The hidden cost of delaying those ‘difficult conversations’

serious-talk
Talk may be cheap, but it seems silence is expensive. You won’t believe how much a new survey says it costs when employees put off having crucial conversations about workplace issues.

VitalSmarts, a Utah-based consulting firm specializing in corporate training and organizational performance, conducted an on-line poll asking employees how they dealt with the prospect of having uncomfortable conversations about conflicts at work.
Fifteen percent of respondents said they had no problem dealing with the problem immediately. The rest? They:

  • ‘ruminated’ about the issue (61%)
  • complained to co-workers about it (41%)
  • felt angry (34%)
  • did extra or unnecessary work to avoid dealing with the issue (32%)
  • avoided the person involved (29%)
  • ‘talked around’ the topic (24%)
  • felt sorry for themselves (20%), and
  • dropped hints to the individual involved (20%).

A surprising price tag
OK. No real big surprises there. But check this out:
When asked to estimate the cost of doing busywork and wasting time avoiding the conversation:

  • 35% said the delay cost their employer between $100 and $1,000
  • 19% put the cost at between $1,000 and $5,000, and
  • 8% set the price at between $5,000 and $10,000.

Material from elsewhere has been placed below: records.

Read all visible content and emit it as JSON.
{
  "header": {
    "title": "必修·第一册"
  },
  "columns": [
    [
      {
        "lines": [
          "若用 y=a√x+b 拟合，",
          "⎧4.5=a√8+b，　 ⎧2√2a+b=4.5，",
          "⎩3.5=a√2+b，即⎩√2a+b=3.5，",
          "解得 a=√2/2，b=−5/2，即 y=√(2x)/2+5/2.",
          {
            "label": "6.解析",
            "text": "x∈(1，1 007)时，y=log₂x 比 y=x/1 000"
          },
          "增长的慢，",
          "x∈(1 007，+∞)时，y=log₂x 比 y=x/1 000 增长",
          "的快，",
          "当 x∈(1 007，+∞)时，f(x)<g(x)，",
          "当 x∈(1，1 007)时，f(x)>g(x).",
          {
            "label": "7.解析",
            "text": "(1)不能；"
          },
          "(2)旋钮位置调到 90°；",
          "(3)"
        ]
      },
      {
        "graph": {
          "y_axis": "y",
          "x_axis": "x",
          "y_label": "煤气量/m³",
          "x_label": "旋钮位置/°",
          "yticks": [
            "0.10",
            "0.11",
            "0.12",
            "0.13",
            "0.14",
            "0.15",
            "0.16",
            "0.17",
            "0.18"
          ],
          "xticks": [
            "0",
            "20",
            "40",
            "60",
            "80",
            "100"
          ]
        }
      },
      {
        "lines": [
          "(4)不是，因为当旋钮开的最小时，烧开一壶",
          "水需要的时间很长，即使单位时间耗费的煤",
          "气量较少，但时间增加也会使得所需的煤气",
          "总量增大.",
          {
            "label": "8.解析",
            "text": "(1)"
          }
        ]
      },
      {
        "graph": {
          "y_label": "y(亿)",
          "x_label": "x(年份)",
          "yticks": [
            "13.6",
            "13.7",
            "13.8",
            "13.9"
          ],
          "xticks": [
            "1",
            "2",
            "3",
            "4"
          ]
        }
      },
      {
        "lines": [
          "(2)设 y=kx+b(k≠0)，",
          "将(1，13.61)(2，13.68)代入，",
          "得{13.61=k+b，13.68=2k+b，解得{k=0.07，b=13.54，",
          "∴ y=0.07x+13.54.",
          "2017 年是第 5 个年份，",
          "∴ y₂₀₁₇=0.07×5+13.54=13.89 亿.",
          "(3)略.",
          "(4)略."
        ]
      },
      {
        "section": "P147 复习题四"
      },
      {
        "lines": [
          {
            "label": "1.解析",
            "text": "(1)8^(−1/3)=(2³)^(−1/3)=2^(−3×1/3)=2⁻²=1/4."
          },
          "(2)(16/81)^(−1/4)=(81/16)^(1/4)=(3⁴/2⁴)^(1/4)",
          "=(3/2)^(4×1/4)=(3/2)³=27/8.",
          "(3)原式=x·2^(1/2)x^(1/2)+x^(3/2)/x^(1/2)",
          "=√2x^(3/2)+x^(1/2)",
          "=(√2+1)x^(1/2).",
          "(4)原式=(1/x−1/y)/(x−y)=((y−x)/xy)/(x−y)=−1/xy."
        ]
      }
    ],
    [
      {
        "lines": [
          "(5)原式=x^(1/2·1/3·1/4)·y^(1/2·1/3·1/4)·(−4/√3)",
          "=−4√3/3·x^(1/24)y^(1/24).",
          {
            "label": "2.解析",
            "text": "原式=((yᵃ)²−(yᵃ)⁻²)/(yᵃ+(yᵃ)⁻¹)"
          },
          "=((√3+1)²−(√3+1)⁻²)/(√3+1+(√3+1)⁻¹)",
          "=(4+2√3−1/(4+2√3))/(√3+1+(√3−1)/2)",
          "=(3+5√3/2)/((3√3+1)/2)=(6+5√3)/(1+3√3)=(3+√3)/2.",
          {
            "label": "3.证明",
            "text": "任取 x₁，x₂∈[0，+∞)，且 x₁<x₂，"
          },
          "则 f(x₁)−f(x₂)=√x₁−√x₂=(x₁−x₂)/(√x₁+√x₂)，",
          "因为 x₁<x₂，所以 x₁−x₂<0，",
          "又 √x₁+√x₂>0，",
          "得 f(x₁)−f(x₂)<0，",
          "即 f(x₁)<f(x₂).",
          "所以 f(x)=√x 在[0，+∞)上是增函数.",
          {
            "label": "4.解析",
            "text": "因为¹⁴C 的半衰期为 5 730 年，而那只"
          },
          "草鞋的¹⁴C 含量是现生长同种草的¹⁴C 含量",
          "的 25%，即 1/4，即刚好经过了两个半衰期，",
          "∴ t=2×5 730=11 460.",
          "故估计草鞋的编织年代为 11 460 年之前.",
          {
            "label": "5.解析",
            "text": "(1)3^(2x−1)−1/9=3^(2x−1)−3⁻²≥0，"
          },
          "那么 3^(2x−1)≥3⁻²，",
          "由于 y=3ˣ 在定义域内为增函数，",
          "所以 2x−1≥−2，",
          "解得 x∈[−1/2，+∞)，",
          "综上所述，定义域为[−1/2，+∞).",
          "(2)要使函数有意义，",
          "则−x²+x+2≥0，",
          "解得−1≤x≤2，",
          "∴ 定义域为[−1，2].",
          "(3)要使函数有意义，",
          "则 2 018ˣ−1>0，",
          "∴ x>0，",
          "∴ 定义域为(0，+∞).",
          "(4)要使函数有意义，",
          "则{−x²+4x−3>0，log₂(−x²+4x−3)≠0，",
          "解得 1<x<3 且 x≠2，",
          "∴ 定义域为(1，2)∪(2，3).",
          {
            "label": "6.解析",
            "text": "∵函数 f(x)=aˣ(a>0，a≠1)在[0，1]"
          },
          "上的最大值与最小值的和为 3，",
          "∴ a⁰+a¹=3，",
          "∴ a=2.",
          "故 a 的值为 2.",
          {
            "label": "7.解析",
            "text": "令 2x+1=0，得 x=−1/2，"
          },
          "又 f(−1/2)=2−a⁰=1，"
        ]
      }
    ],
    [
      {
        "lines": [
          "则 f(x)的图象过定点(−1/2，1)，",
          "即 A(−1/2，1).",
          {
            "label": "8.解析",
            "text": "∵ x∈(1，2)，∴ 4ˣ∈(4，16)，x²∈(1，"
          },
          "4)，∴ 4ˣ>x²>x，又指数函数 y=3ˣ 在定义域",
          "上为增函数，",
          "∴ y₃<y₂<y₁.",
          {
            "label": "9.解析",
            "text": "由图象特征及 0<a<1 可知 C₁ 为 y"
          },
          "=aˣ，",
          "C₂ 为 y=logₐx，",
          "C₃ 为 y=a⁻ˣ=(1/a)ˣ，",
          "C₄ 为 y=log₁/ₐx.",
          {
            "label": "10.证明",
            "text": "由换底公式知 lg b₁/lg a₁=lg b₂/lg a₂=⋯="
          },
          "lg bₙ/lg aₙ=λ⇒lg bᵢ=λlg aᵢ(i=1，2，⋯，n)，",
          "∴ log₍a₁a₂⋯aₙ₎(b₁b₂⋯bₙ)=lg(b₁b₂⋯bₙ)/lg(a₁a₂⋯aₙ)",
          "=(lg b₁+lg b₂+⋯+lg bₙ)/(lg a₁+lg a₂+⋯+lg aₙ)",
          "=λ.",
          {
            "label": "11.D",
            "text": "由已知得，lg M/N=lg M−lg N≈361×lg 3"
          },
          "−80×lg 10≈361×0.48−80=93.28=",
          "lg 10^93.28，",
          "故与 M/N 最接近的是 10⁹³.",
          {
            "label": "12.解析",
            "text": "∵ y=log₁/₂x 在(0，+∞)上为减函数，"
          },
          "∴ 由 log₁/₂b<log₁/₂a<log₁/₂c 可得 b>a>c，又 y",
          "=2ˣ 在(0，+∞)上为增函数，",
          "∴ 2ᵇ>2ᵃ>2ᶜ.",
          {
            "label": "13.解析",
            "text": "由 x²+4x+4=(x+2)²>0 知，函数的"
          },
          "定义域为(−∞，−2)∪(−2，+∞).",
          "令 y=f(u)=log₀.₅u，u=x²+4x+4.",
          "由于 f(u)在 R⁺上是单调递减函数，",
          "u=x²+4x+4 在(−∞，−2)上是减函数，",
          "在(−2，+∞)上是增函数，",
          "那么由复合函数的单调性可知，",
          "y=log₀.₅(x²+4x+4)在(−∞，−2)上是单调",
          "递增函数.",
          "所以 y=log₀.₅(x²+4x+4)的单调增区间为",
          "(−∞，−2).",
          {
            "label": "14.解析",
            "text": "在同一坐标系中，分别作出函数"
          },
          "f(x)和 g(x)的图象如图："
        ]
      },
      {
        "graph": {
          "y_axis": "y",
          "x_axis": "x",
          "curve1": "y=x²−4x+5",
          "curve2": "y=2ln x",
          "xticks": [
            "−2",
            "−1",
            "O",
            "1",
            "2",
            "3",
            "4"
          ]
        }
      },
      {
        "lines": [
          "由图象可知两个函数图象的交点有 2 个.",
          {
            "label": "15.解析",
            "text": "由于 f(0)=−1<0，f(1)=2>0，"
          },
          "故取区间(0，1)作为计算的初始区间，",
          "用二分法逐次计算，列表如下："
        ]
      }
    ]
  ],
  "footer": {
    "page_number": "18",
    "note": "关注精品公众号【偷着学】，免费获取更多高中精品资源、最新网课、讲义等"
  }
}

And those prices are for each conversation avoided. Add up the number of potential conflicts in a company over the period of a year, and an employer could be looking at a serious piece of change.
The take-away: Companies need to foster an atmosphere in which dealing with workplace conflict is a job requirement — a communications policy that stresses cooperation and positive problem solving. And, of course, HR plays a crucial role in administering that policy.
Just how can employees better deal with these crucial conversations? VitalSmarts founder Joseph Grenny suggests the following:

  • Confront the right problem. The biggest mistake people make is to confront the most painful or immediate issue and not the one that gets them the results they really need. Before speaking up, the employee should stop and ask, “What do I really want here? What problem do I want to resolve?”
  • Rein-in emotions. Employees should manage their emotions by examining, questioning and rewriting their story in their minds before beginning the conversation.
  • Master the first 30 seconds. Most people do everything wrong in the first “hazardous half-minute”—like diving into the content and attacking the other person. Instead, employees should show they care about the other person and his or her interests. That’ll  disarm defensiveness and open up dialogue.